Air Force abuzz about Boston
Alabama frets over the proposed transfer of 1,250 Air Force IT jobs to Massachusetts and two canceled service IT shows.
MONTGOMERY, Ala. -- The buzz of the Montgomery Information Technology Summit conference this year is the proposed transfer of 1,250 Air Force IT jobs from this area to Massachusetts and the cancellation of two service IT shows later this year.
The Defense Department's Base Realignment and Closure Commission (BRAC) earlier this month recommended moving the Air Force's Headquarters Standard Systems Group (HQ SSG) at Gunter Annex, Maxwell Air Force Base, Ala., to the service’s Electronic Systems Center at Hanscom Air Force Base, Mass.
Rob Thomas, deputy director of the new Office of the Secretary of the Air Force, Chief of Warfighting Integration and Chief Information Officer, confirmed the BRAC decision during an interview today.
Thomas said he supports the decision to move HQ SSG and its 750 Air Force uniform and 550 civilian employees to the Electronic Systems Center. Moving the organization that administers the Air Force’s business and combat support IT to Boston puts it in the same location as the new unit that handles its procurement, Operations Support Systems Wing.
“We had a fragmentation of C4ISR [command, control, communications, computers, intelligence, surveillance and reconnaissance] for years,” Thomas said.
Thomas said he understands the importance of HQ SSG to the economy of Alabama because of the defense contractors and conferences here. However, he said the state will get 3,000 jobs when Army Materiel Command moves from Fort Belvoir, Va., to Redstone Arsenal, Ala.
The opening of a Hyundai automobile plant in Montgomery earlier this month may also lessen the impact of possibly losing HQ SSG. But in his remarks to open the conference, G. Carlton Barker, chairman of the Montgomery Area Chamber of Commerce, signaled a fight to save the jobs and said that the weather here was sunny and in the 90s yesterday while it was raining and in the 40s in Boston.

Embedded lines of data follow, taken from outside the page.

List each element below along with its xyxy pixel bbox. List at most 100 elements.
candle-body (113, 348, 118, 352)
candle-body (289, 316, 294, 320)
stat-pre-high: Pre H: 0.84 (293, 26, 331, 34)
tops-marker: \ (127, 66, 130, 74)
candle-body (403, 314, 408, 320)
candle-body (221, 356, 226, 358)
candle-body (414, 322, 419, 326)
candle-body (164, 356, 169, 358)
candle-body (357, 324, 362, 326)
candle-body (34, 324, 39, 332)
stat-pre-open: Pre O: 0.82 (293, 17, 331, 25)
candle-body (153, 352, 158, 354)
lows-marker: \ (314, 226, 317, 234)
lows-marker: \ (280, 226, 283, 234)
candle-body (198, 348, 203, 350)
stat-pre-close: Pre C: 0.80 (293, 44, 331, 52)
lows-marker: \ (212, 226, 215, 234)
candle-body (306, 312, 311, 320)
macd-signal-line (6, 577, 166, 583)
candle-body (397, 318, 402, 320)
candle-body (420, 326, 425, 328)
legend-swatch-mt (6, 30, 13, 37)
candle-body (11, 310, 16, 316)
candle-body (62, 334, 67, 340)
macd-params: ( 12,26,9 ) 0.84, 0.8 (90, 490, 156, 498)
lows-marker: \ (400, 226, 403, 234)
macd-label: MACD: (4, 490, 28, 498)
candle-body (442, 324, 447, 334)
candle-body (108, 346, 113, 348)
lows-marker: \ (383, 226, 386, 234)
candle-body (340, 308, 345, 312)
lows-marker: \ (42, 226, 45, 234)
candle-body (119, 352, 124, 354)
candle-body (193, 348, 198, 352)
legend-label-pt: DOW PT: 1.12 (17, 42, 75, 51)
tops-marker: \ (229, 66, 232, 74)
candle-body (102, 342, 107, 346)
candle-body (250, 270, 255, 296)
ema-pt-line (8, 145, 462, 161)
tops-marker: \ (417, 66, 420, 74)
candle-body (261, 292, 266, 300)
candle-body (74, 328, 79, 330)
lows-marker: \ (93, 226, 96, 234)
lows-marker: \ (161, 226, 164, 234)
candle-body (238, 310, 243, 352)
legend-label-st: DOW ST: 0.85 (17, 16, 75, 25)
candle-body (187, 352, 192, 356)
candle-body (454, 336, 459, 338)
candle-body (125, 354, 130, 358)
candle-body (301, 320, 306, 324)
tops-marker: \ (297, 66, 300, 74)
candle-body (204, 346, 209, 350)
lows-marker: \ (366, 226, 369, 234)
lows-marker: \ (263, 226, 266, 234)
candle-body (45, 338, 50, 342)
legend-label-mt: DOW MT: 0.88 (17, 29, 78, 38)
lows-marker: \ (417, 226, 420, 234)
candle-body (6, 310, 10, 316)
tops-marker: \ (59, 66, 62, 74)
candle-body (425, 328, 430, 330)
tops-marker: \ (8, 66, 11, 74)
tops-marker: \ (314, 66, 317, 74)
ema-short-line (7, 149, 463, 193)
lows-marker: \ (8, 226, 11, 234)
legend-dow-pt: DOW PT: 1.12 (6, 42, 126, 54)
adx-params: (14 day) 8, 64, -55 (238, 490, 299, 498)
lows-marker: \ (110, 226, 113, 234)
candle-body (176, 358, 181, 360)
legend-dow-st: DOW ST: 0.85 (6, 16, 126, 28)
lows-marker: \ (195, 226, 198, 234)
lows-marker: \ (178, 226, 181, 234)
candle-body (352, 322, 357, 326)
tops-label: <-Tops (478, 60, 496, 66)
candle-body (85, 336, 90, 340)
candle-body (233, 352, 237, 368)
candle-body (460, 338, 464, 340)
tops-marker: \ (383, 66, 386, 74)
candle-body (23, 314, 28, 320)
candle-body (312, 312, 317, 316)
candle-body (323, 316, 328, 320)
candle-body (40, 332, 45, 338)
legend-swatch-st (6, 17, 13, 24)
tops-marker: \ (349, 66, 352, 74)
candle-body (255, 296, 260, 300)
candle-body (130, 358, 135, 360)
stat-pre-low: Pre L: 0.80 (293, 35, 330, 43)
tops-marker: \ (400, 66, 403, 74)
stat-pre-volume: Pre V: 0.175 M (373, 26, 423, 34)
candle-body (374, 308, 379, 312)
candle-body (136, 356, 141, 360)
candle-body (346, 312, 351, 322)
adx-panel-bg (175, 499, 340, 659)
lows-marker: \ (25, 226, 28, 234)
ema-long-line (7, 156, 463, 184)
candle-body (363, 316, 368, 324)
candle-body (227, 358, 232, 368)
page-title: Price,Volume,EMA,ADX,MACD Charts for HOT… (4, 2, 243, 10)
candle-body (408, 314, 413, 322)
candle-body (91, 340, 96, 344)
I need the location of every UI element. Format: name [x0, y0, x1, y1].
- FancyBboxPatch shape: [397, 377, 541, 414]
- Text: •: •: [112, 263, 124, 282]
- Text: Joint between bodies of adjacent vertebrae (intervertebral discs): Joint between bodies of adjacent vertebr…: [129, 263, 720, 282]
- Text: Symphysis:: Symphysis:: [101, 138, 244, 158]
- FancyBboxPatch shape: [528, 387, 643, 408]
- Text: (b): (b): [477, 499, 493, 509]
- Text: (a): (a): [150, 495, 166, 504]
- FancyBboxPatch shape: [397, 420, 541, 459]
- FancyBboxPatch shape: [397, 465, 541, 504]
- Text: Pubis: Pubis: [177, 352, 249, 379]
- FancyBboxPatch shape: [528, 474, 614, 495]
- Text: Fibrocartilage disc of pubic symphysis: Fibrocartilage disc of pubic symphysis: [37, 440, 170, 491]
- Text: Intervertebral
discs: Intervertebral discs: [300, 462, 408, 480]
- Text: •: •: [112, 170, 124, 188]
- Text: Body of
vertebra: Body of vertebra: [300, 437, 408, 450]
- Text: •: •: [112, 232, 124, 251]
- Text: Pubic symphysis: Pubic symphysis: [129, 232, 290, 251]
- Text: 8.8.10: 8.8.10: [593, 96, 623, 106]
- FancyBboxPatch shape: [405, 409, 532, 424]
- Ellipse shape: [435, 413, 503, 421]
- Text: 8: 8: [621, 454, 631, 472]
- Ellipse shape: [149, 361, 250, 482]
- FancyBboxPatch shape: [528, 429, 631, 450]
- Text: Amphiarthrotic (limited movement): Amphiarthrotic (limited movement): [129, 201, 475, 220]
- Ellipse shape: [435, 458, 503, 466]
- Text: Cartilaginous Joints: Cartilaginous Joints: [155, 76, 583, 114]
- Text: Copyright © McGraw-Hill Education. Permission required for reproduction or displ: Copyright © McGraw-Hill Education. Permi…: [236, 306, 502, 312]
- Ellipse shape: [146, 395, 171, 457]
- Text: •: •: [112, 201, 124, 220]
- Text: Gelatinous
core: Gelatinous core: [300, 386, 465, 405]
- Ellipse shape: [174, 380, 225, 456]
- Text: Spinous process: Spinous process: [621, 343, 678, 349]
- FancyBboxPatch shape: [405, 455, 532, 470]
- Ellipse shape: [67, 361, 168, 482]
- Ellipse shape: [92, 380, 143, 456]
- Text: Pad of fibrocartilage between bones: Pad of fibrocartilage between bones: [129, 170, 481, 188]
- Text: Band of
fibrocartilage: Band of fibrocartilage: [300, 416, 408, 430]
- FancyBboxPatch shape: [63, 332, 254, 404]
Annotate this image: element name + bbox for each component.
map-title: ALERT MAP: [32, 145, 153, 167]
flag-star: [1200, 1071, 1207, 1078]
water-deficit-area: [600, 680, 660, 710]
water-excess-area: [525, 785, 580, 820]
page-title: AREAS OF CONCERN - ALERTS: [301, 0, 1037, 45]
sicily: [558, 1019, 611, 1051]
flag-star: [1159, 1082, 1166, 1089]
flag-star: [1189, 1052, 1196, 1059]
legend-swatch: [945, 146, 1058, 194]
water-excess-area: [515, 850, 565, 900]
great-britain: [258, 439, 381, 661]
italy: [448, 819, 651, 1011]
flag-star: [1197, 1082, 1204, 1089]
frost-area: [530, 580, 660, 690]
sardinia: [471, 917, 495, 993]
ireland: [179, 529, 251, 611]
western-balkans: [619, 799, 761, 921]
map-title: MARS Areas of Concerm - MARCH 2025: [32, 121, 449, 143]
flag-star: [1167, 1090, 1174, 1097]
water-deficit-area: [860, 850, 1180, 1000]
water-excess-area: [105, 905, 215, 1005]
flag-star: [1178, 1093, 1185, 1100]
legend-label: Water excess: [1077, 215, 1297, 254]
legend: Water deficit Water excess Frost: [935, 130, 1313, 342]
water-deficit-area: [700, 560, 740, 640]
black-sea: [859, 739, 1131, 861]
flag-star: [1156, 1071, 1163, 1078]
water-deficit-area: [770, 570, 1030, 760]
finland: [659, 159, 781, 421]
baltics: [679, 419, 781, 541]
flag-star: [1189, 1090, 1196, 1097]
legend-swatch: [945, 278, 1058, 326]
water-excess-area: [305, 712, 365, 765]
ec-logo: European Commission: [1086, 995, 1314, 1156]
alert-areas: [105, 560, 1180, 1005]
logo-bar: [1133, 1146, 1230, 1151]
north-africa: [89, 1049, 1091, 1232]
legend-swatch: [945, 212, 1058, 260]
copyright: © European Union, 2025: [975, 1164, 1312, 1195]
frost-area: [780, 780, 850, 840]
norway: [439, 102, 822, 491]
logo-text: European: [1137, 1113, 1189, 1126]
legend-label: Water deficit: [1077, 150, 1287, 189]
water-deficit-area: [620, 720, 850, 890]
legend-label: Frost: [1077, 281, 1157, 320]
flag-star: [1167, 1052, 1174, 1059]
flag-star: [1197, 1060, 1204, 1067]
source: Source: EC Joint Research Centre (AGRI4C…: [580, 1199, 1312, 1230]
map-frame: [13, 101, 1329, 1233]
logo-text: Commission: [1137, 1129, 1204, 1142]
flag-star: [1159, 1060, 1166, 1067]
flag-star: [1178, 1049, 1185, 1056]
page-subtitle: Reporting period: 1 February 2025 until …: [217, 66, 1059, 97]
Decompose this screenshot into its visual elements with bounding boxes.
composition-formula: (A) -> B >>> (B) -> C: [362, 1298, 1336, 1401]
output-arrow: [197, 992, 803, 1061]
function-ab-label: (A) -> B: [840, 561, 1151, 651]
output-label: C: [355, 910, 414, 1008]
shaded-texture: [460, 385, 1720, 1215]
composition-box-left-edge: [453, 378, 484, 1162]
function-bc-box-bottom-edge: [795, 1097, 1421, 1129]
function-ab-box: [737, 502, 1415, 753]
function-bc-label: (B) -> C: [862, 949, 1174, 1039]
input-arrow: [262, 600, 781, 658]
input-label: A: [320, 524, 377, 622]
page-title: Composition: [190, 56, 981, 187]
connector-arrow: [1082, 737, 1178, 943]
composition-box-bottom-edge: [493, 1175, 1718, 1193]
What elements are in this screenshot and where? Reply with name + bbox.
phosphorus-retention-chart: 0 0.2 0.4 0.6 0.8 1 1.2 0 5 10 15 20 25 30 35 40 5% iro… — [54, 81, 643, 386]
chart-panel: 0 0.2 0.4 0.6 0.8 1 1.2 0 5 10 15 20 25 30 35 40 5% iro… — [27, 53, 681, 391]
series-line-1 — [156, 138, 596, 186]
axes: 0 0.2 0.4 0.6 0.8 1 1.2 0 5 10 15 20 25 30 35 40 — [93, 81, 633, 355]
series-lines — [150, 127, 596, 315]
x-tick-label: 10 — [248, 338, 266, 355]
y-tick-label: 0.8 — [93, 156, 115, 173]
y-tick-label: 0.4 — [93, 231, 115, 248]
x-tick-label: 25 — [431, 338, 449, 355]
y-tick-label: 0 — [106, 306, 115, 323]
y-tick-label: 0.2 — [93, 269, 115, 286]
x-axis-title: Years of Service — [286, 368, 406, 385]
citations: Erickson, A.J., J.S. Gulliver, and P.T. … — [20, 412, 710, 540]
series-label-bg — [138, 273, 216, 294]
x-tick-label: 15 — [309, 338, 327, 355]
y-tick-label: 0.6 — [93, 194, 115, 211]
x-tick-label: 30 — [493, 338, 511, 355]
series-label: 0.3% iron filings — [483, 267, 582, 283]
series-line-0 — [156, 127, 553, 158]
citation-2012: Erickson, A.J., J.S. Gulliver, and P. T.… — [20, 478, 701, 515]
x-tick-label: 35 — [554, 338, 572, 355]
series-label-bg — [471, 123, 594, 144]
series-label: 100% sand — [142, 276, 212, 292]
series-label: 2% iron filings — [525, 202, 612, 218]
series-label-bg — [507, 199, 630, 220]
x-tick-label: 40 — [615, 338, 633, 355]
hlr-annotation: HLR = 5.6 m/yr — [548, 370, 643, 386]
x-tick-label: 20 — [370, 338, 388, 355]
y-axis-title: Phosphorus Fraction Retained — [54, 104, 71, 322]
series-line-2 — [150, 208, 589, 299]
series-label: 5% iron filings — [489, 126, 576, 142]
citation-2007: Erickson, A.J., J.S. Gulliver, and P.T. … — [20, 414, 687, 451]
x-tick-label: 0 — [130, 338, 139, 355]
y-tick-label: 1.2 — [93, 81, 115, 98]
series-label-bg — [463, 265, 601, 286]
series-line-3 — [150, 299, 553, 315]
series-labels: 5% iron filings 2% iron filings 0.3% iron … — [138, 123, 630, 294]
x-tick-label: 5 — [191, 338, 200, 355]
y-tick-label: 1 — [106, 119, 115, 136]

Thomas also confirmed the Air Force decided to cancel the popular, annual Air Force IT Conference this summer in Montgomery and the Air Force C4ISR conference this fall in Boston. He said budgetary constraints, the global war on terrorism and service costs associated with about 3,200 service employees attending both shows forced Air Force officials to cancel them.